Tips for Starting Out
Dying a lot is expected if you don’t have a lot of experience with platforming shooters, though if the difficulty bothers you, there are player assist/accessibility options you can enable to make the game easier.
You can reduce damage taken (down to 20%), reduce enemy health (down to 20%), and reduce the game speed (also down to 20%, so 5x slower).
There’s also two game modes, Standard and Mega Mode.
Standard mode is the regular mode, in which you get one life, and less stage selection choices available after each stage. If you die, the run is over, and you start back at level 1 with all items collected lost, except for your “memoria” which is the meta progression currency.
In Megamode, you get a hub where you can select the stage you want to tackle first, you can also change characters in this hub if you’d like, as well as shop and spend your “nuts” currency between each of these stage. Dying will only send you back to the hub, and you can keep retrying stages as many times as you’d like, without them changing, allowing you to learn from your mistakes and tackle them again.
Keep in mind though that trying to start in Megamode at “level 8”, while possible to beat if you’re good, will still give you a hard time. It’s usually best to start at the bottom and work your way upwards in the stage selection choices, as the bottom stages are the easiest (levels 1 through 3).
If you have no experience with platforming shooters or roguelite-gameplay, Megamode is definitely the mode I’d recommend first to help ease you into the experience.
Once you start acquiring Memoria for permanent upgrades you should prioritise Salvager Circuit, Dally’s Blessing, and Rite of Rebeginning.
- Salvager Circuit lets you acquire Scrap in place of Augs that you might not want, which you can spend at a vendor that you encounter in the levels for cool items including Armour parts.
- Dally’s Blessing gives you a Weapon or Core part right at the very start of a run giving you a potent boost in your fighting power.
- Rite of Rebeginning gives you essentially a second health bar.

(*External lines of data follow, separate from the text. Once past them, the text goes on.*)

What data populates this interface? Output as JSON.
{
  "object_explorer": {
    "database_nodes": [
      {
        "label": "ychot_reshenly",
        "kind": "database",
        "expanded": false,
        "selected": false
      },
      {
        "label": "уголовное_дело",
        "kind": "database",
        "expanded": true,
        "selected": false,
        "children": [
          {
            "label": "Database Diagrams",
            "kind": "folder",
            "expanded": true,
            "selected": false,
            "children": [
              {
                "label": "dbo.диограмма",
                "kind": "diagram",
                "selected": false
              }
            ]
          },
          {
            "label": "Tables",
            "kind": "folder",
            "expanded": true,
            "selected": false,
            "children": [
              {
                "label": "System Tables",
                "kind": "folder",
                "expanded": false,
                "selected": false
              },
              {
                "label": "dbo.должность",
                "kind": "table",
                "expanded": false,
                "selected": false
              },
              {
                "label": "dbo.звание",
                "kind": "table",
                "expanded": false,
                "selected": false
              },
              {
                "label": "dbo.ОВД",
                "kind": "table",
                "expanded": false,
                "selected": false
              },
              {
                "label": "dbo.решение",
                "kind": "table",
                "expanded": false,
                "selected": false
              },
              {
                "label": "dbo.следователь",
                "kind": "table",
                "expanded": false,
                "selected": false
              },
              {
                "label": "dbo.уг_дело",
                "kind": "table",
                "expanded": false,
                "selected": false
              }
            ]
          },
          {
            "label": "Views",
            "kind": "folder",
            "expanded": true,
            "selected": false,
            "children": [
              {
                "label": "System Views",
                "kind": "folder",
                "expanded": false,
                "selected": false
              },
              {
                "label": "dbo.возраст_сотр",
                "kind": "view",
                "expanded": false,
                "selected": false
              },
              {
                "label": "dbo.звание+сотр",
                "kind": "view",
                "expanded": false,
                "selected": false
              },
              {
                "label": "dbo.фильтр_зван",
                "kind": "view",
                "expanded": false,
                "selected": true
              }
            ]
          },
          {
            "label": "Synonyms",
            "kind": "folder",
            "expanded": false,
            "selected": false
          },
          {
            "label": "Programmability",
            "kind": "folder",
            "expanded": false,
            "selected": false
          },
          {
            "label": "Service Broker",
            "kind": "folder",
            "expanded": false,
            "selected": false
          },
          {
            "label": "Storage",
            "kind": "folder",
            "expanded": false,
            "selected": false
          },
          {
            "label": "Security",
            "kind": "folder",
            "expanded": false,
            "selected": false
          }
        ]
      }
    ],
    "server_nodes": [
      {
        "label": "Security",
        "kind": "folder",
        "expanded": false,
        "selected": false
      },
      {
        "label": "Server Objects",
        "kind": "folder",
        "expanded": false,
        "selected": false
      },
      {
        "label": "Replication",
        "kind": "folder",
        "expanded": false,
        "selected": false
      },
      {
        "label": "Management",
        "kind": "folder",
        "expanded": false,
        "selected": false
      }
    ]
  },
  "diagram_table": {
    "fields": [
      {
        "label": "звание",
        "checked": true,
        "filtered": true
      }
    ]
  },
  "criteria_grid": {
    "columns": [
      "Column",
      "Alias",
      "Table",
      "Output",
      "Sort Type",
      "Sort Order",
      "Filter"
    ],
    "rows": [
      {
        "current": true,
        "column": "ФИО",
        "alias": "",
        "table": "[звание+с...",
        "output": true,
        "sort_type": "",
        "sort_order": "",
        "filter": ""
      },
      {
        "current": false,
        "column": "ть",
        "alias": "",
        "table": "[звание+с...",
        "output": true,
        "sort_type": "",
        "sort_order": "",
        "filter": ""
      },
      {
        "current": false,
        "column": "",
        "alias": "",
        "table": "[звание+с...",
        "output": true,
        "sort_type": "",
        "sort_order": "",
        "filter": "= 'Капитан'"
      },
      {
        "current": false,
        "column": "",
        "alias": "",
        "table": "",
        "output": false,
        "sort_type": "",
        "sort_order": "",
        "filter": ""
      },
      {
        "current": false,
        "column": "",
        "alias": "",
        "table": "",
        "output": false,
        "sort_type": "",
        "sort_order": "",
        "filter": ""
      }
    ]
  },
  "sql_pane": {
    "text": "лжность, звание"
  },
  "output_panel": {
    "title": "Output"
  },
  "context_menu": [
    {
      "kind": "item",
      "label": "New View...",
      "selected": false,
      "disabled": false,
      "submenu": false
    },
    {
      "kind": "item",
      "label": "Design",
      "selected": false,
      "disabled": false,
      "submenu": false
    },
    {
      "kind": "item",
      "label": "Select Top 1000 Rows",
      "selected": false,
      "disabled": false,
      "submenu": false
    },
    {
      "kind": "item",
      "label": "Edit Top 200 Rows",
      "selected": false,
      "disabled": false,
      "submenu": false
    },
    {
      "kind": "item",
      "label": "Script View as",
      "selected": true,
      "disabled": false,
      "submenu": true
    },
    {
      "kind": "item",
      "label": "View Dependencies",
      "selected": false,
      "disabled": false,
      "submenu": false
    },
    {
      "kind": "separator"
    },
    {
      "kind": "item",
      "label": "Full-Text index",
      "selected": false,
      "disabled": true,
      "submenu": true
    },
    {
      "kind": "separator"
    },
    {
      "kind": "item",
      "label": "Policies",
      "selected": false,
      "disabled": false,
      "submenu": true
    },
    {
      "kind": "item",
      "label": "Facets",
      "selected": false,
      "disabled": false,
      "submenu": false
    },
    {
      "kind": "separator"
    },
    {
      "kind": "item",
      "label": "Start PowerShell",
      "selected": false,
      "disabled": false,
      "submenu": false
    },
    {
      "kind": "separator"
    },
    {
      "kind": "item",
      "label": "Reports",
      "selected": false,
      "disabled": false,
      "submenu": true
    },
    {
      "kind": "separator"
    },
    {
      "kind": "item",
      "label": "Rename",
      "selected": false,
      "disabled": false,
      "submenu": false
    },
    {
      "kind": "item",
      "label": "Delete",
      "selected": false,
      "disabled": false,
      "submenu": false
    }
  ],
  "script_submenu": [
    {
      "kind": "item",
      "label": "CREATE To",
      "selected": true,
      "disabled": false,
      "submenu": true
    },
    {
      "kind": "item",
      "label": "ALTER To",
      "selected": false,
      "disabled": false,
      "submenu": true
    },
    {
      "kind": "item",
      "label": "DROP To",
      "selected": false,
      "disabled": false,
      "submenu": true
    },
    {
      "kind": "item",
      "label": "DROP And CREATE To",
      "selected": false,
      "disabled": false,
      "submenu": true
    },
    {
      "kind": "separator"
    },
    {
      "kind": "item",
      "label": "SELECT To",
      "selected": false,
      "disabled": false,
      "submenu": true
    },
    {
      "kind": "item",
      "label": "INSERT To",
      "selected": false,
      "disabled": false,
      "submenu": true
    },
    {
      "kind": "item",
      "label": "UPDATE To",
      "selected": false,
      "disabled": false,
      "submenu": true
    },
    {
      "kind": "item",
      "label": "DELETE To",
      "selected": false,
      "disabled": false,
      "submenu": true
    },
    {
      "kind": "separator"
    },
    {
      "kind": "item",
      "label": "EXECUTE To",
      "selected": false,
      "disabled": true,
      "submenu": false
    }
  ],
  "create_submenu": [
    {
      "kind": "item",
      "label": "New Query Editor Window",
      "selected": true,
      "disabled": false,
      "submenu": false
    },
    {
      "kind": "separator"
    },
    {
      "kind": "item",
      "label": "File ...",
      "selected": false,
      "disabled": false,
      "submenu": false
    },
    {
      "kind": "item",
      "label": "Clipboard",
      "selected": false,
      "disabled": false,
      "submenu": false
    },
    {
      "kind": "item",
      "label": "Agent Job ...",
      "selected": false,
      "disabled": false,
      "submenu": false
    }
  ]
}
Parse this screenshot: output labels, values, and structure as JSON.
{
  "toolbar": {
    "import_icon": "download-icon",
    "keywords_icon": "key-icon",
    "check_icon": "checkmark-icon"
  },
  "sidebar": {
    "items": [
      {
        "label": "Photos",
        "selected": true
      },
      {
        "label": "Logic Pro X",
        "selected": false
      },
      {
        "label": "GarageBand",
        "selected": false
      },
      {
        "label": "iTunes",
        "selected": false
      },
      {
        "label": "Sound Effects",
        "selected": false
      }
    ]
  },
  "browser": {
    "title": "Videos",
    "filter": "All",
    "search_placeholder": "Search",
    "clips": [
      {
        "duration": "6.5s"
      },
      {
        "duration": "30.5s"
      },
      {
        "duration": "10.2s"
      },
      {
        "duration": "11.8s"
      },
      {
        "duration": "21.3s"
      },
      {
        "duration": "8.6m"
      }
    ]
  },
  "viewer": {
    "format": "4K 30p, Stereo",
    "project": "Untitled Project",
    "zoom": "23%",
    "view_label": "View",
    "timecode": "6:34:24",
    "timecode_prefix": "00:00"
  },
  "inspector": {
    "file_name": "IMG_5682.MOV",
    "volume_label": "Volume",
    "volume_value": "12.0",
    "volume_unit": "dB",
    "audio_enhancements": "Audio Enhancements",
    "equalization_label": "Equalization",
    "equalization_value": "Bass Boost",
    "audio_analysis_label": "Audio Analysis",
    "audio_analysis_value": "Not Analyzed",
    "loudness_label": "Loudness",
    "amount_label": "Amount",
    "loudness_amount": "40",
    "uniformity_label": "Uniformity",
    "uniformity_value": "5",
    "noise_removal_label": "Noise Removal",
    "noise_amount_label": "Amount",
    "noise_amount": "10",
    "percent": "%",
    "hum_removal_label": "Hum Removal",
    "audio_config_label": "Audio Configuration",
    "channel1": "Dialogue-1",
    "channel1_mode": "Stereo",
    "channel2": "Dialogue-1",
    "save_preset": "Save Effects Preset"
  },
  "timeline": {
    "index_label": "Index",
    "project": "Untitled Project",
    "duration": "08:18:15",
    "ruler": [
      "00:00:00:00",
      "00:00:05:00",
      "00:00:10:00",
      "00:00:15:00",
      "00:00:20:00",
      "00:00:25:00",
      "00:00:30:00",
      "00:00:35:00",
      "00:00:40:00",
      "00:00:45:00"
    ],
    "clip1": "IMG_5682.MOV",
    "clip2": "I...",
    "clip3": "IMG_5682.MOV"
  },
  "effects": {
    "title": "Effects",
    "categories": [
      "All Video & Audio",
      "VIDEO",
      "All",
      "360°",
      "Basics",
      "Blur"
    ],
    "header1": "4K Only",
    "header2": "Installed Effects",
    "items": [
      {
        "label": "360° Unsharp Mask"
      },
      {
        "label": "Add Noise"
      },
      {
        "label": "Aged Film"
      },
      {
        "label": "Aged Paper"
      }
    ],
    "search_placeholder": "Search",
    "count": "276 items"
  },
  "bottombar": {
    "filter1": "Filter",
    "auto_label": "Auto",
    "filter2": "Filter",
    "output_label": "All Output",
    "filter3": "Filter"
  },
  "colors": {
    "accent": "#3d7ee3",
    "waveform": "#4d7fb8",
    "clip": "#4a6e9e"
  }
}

It functions kinda-sorta like Sub Tanks from Megaman X where you have to fill them up with health pickups first, then they’ll fill your health bar back up when you die.
So the stages are pretty much like your standard platformer:
10-odd platformer sections with 4-8 minions and possibly a lieutenant each
athletic or miniboss
10-odd platformer sections with 4-8 minions and possibly a lieutenant each
athletic or miniboss
10-odd platformer sections with 4-8 minions and possibly a lieutenant each
boss fight
prize room
Many of the platformer sections will have optional treasures to reward exploring, vendor or lore NPCs, doors that lead to challenge rooms, or the Very Safe Labs.
Each section is individually fair and rewarding. Athletic sections are where the game shines the most. Minibosses can be harder than the actual bosses, and challenge rooms… well, don’t take them on when you’re barely holding on.
Expect to get a few bosses in your first run. But don’t expect to win your first few runs.
It’s designed to be hard at first. Just like any Rogue game, you’ll get better as you practice. There are enhancements that you can buy that will really make grinds easier. I got to the point that I got really good at 20XX (clearing 95% of my untainted runs including daily and weekly), but the beta of 30XX really kicked my butt. Practicing is ESSENTIAL to getting better and dying is just a part of that process. Dying a lot is expected to those starting out on this game.